- U.S. Post Office
- U.S. National Register of Historic Places
- Location: 100 1st St., SW, Minot, North Dakota
- Coordinates: 48°14′4″N 101°17′36″W﻿ / ﻿48.23444°N 101.29333°W
- Area: less than one acre
- Built: 1915
- Architect: Oscar Wenderoth
- Architectural style: Italian Renaissance Revival
- NRHP reference No.: 80002930
- Added to NRHP: October 14, 1980

= Bruce M. Van Sickle Federal Building and U.S. Courthouse =

The Bruce M. Van Sickle Federal Building and U.S. Courthouse is a historic courthouse and post office in Downtown Minot, North Dakota. Built in 1915, its design is credited to Oscar Wenderoth. Since the post office relocated, it is officially known as the Judge Bruce M. Van Sickle Federal Building and U.S. Courthouse or the Van Sickle Federal Building. It currently houses the United States District Court for the District of North Dakota.
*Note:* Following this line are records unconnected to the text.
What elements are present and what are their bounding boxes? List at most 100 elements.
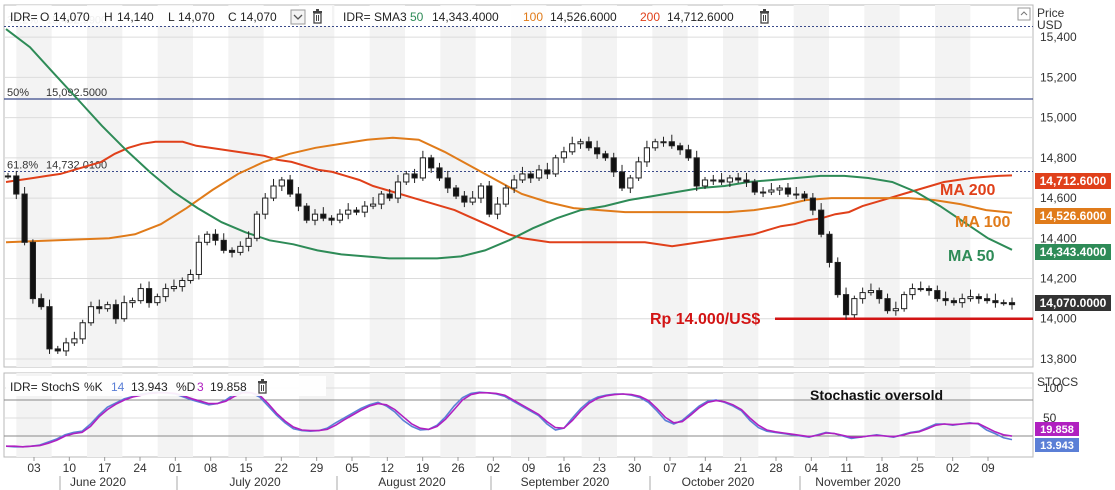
x-tick-label: 10 xyxy=(63,461,77,475)
week-band xyxy=(228,5,264,367)
x-tick-label: 17 xyxy=(98,461,112,475)
candle-body xyxy=(560,151,568,159)
annotation-ma200: MA 200 xyxy=(940,182,996,199)
stoch-d-value: 19.858 xyxy=(210,380,247,394)
candle-body xyxy=(643,147,651,163)
candle-body xyxy=(54,348,61,352)
candle-body xyxy=(295,193,302,207)
candle-body xyxy=(121,302,128,320)
candle-body xyxy=(635,161,642,179)
stoch-k-period: 14 xyxy=(111,380,125,394)
candle-body xyxy=(320,213,327,219)
annotation-stoch: Stochastic oversold xyxy=(810,387,943,403)
ohlc-close-value: 14,070 xyxy=(240,10,277,24)
candle-body xyxy=(336,213,344,221)
week-band xyxy=(581,5,617,367)
candle-body xyxy=(967,296,974,300)
candle-body xyxy=(394,181,402,199)
x-tick-label: 29 xyxy=(310,461,324,475)
candle-body xyxy=(992,300,999,304)
price-value-tag xyxy=(1035,208,1111,224)
candle-body xyxy=(287,179,294,195)
header-symbol: IDR= xyxy=(10,10,38,24)
candle-body xyxy=(668,141,675,147)
candle-body xyxy=(984,298,991,302)
candle-body xyxy=(884,298,891,312)
month-label: October 2020 xyxy=(682,475,755,489)
candle-body xyxy=(145,288,153,304)
x-tick-label: 02 xyxy=(946,461,960,475)
ma-header: IDR= SMA3 50 14,343.4000 100 14,526.6000… xyxy=(338,6,778,26)
trash-icon[interactable] xyxy=(258,379,267,394)
candle-body xyxy=(253,213,261,239)
price-tick-label: 14,000 xyxy=(1040,312,1077,326)
candle-body xyxy=(262,197,269,215)
candle-body xyxy=(436,167,443,179)
stoch-label: IDR= StochS xyxy=(10,380,80,394)
price-value-tag-label: 14,343.4000 xyxy=(1040,245,1107,259)
week-band xyxy=(935,373,971,457)
candle-body xyxy=(1008,302,1016,306)
x-tick-label: 22 xyxy=(275,461,289,475)
candle-body xyxy=(212,233,219,241)
ohlc-open-value: 14,070 xyxy=(53,10,90,24)
candle-body xyxy=(162,288,169,298)
candle-body xyxy=(419,157,426,179)
candle-body xyxy=(859,292,866,300)
candle-body xyxy=(1000,302,1007,305)
fib-label: 50% xyxy=(7,87,29,99)
stoch-d-label: %D xyxy=(176,380,196,394)
ma50-value: 14,343.4000 xyxy=(432,10,499,24)
candle-body xyxy=(818,209,825,235)
candle-body xyxy=(676,145,684,151)
price-value-tag-label: 14,526.6000 xyxy=(1040,209,1107,223)
candle-body xyxy=(759,191,767,194)
ohlc-low-value: 14,070 xyxy=(178,10,215,24)
candle-body xyxy=(610,157,617,173)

The building was listed on the National Register of Historic Places (NRHP) in 1980. It includes Italian Renaissance Revival architecture.

The building cost $124,000 to construct. According to its NRHP nomination, "Minot citizens were intensely proud of their new federal structure which was considered to be one of the finest in the Northwest and joyously participated in its midnight opening on June 12, 1915." It was named in honor of district court judge Bruce Van Sickle in 2002.